Recordé aquella época.

Margaret nunca me había querido.

Siempre decía que yo era “demasiado independiente”.

“Una mujer debe saber cuál es su lugar”, solía decir.

Cuando Ryan terminó conmigo, ella fue la primera en llamarme.

—No puedes culparlo, Claire. Un hombre tiene necesidades.

Yo había llorado durante semanas.

Pensé que había perdido al amor de mi vida.

Ahora entendía algo.

Quizá no había sido una decisión de Ryan.

Quizá alguien había construido toda una mentira a su alrededor.


Al día siguiente, Ethan y yo fuimos a buscar a Ryan.

No para discutir.

No para suplicar respuestas.

Solo queríamos escuchar la verdad.

Lo encontramos en las oficinas de Walker Holdings.

Cuando me vio entrar, sonrió con arrogancia.

—Claire.

Luego miró a Ethan.

—Vaya.
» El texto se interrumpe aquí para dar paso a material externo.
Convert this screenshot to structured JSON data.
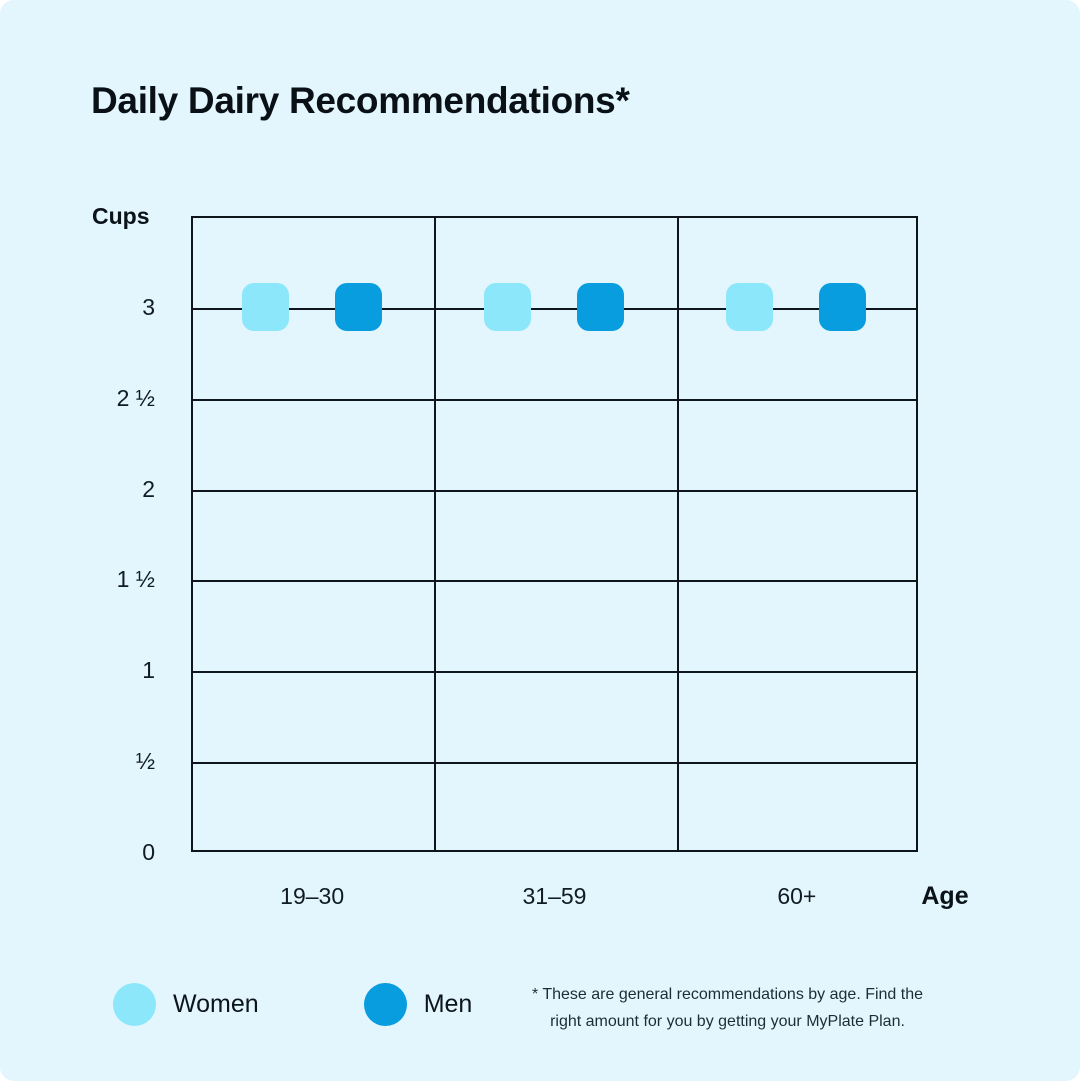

Así que finalmente descubriste la verdad.

Me quedé quieta.

—¿Qué verdad?

Ryan sonrió.

Pero no era una sonrisa feliz.

Era una sonrisa de alguien que creía haber ganado.

—Que nunca debiste casarte con él.

Ethan dio un paso adelante.

—Explícate.

Ryan soltó una risa baja.

—Pregúntale a tu esposa por qué su propio padre pagó para ocultarle algo.

Me quedé inmóvil.

—¿Mi padre?

Ryan sacó un sobre de su escritorio.

Lo dejó sobre la mesa.

—Tu diagnóstico falso no empezó conmigo.

Mis manos comenzaron a temblar.

Abrí el sobre.

Dentro había un contrato.

Una transferencia bancaria.

Y una firma que reconocí inmediatamente.

La de mi padre.

Sentí que el mundo se volvía completamente silencioso.

Porque durante tres años había pensado que un hombre había destruido mi futuro.

Pero la persona que había pagado para robarme la posibilidad de ser madre…

era la persona que me había dicho toda mi vida que me amaba.